Exactly one year today we featured a post titled ‘Brexit won’t pop the bubble’, delivering a perspective on how we feel UK property markets could fare during the short term under a post-Brexit environment. This post works as a sequel, providing an overview of the market over the last 12 months and coming up with a fresh prediction for the next 12 months.
Many wouldn’t have envisioned the rollercoaster of a journey it’s been for UK politics and indeed global politics in 2016. Then again Leicester FC won the premier league, so maybe the air of unpredictability isn’t just a political issue. However, judging by the results of the snap election on June 9, it appears this exhilarating ride isn’t quite over.
Looking into Europe, there was the sense that the ‘Brexit bug’ will descend to other European countries and attempt to dismantle the European Union. This would have given the UK first movers advantage and provided a stronger hand in the negotiation table. However, that wish has now but surely been dissipated, with France and the Netherlands seeing neither far right parties winning their respective elections.
Navigating back to the UK, FX continues to remain weak, with Sterling as at 26 June 2017 closing at $1.2738 and €1.1370, down 14% and 13% respectively on pre-referendum levels. Such falls in the value of the pound has brought new opportunity to foreign investors and institutions looking to take advantage of the currency play. This has been partly the reason why the UK economy has experienced inflationary pressure, with the Consumer Price Index (CPI), a measure of inflation, reaching 2.9% for the month of May.
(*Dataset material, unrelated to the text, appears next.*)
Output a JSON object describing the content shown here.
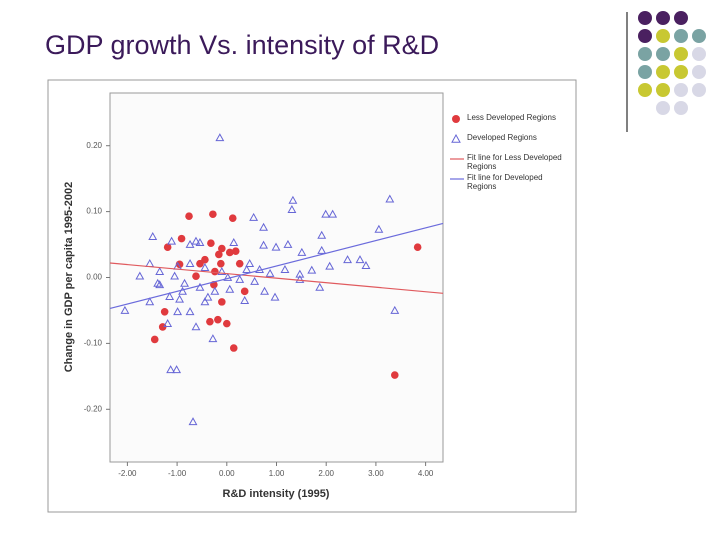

This is the highest since June 2013, and does place increasing pressure from the Bank of England to respond with uplifts in interest rates.
Has the narrative changed for property buyers?
No. Not really.
A domestic buyer for residential property has possibly found disposable incomes stretched, as the price of consumer goods increase and wage growth stutters over the last 12 months. The combination of factors and the existing issues within the housing market has only increased the challenge for a typical domestic buyer looking to purchase property, which in turn will create a slowdown in activity.
However, with the latest MPC meeting suggesting a greater call for a rise in interest rates, it is likely domestic buyers who are on the cusp of buying property could look to act faster and take advantage of record low mortgage packages while it lasts.
As for foreign buyers, the weakening of sterling has given impetus for further activity within the UK housing market. The UK is having a sale period albeit no one knows when the sale is going to end and so as uncertainty continues to create jitters to sterling, we expect existing foreign buyers to increase allocations or for new entrants to tap into the UK market.
However, it is more than just financial returns. Some overseas investors have either schooled in the UK, had relatives school here or have relatives still within the education system. The desire to buy property in the UK is deep-rooted within the quality of its institutions and its position as a global city, characteristics which far outstrip financial gain.
Now, add this qualitative and intangible aspect to the financial prospects at hand for foreign investors, it is understandable that we are seeing the opportunity to acquire assets grabbed with both hands.
Rapid house price growth in recent years is slowing
Yet, given the dynamics of the housing market, which heavily involves domestic buyers, any impact effecting household earnings, savings and spending will serve to have a greater impact on the housing market than foreign investors. As a result, property price growth is likely to slow in the coming 12 months, as economic fundamentals and uncertainty surrounding interest rates start to kick (Nationwide have reported an annual house price growth of 2.1% in May 2017, lowest in almost four years). However, a reminder, slow growth is still growth and so we expect property prices to see further uplifts albeit at a rate slower than in recent years.